Cancro al colon: le diete proinfiammatorie possono aumentare il rischio?

Nuova ricerca pubblicata sulla rivista JAMA Oncology esplora il legame tra le diete che inducono l'infiammazione e il rischio di sviluppare il cancro al colon.

Secondo una nuova ricerca, i cereali raffinati - come quelli usati per fare la pasta - e le verdure come i pomodori hanno alti livelli di marcatori proinfiammatori.

Lo studio è stato condotto da Fred K.Tabung, Ph.D., dell'Harvard T.H. Chan School of Public Health di Boston, MA.

Tabung e il team sono partiti dall'osservazione che è noto che l'infiammazione contribuisce al cancro in generale e al cancro del colon-retto in particolare, un fatto ben documentato dai ricercatori.

Quindi, si sono chiesti se le diete proinfiammatorie avrebbero un effetto simile sul rischio di cancro al colon. Per indagare su questo, hanno valutato i componenti infiammatori delle diete utilizzando un punteggio EDIP (empirical dietary infiammatory pattern).

Il punteggio EDIP era basato su 18 gruppi di alimenti. Carne, pesce che non è carne scura, verdure che non sono verdure a foglia verde o giallo scuro, cereali raffinati e bevande sia ad alto che a basso contenuto energetico come le bevande analcoliche sono tutte correlate positivamente con marcatori infiammatori elevati.

Al contrario, "L'assunzione di birra, vino, tè, caffè, verdure giallo scuro (comprendente carote, zucca gialla e patate dolci), verdure a foglia verde, snack, succhi di frutta e pizza erano inversamente proporzionali alle concentrazioni dei marker infiammatori. "

I ricercatori hanno utilizzato due studi prospettici di coorte - lo studio sulla salute degli infermieri e lo studio sul follow-up dei professionisti della salute - per ottenere informazioni sui modelli dietetici da oltre 120.000 adulti.

I soggetti sono stati seguiti clinicamente per 26 anni e ogni 4 anni hanno ricevuto questionari alimentari. Per studiare il legame tra la loro dieta e il rischio di cancro al colon, Tabung ei suoi colleghi hanno utilizzato modelli di regressione di Cox.

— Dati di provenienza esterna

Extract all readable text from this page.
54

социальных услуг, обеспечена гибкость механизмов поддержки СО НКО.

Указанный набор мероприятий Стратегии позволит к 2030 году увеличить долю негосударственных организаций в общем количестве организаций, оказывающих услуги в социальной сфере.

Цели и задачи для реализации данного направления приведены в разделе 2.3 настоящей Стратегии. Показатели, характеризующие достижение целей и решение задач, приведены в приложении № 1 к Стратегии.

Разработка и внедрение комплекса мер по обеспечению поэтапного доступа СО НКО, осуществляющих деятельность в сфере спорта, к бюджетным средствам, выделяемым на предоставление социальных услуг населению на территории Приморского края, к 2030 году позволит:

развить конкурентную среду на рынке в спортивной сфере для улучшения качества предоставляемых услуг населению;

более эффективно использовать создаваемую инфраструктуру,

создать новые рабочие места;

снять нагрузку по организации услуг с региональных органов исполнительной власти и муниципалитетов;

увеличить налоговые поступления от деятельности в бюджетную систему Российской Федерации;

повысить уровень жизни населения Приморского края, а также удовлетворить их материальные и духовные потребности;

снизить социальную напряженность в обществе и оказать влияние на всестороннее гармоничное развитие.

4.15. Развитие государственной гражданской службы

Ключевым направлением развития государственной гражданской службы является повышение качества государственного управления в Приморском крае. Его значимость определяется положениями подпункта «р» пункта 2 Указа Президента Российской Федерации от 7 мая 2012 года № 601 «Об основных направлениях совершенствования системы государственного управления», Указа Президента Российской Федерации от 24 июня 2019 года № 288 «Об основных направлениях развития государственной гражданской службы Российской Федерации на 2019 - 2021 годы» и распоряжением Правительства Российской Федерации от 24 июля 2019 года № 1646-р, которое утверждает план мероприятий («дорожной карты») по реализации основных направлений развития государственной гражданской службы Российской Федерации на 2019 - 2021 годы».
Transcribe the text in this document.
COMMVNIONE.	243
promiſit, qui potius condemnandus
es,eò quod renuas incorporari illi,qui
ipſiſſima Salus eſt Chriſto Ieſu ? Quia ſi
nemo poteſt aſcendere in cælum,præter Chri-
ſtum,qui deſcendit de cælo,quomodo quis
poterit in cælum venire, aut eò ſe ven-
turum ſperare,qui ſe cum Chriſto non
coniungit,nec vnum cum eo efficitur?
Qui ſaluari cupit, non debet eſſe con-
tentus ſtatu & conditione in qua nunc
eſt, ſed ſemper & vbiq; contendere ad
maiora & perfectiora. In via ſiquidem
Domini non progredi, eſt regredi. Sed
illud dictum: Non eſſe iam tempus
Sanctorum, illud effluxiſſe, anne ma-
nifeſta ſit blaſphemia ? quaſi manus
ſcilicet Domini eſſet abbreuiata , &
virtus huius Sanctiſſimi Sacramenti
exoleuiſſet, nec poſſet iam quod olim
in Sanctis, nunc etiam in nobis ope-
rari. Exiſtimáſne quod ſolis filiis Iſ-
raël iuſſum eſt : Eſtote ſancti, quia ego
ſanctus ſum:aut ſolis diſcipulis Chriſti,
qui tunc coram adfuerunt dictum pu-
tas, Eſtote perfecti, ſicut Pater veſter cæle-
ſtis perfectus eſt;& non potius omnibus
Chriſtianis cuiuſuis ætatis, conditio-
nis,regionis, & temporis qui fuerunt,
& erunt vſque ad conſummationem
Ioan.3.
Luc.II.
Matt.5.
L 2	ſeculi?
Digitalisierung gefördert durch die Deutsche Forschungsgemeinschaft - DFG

I ricercatori hanno anche suddiviso i partecipanti in diversi gruppi di assunzione di alcol e peso corporeo, analizzando le potenziali associazioni tra dieta e rischio di cancro al colon all'interno di queste categorie.

Il rischio di cancro al colon è aumentato del 32%

Complessivamente, durante il follow-up, sono stati registrati 2.699 casi di cancro al colon. Le diete proinfiammatorie erano correlate a un rischio più elevato di cancro del colon-retto sia negli uomini che nelle donne.

Più specificamente, uomini e donne nel quintile proinfiammatorio più alto - o quinto - del punteggio EDIP avevano il 32% in più di probabilità di sviluppare il cancro al colon rispetto a uomini e donne nel quintile più basso.

In base al sesso, gli uomini che hanno consumato le diete più proinfiammatorie avevano il 44% in più di probabilità di sviluppare il cancro rispetto agli uomini nel quintile più basso del punteggio EDIP e le donne avevano il 22% in più di probabilità.

Come spiegano Tabung e i suoi colleghi:

"I risultati di questo ampio studio prospettico supportano un ruolo del potenziale infiammatorio della dieta nello sviluppo del cancro del colon-retto, suggerendo che l'infiammazione è un potenziale meccanismo che collega i modelli dietetici e lo sviluppo del cancro del colon-retto".

Dicono: "Le strategie per ridurre il ruolo avverso di un modello dietetico proinfiammatorio nello sviluppo del cancro del colon-retto possono avere maggiori benefici tra gli uomini in sovrappeso o obesi e tra le donne magre o tra uomini e donne che non consumano alcol".

Punti di forza e limiti dello studio

"I principali punti di forza del nostro studio includono l'uso di un punteggio EDIP basato sul cibo che è correlato ai livelli di marcatori infiammatori associati al rischio di cancro del colon-retto", scrivono gli autori.

Inoltre, il fatto che questi dati dietetici siano stati raccolti in diversi punti durante il follow-up riduce al minimo l'impatto delle variazioni all'interno di ciascun partecipante.

Tuttavia, dato che i dati sulla loro dieta e stile di vita sono stati auto-riportati dai partecipanti, le informazioni sono soggette a pregiudizi, ammettono i ricercatori.

Infine, data la natura osservativa dello studio, i risultati non possono spiegare la causalità.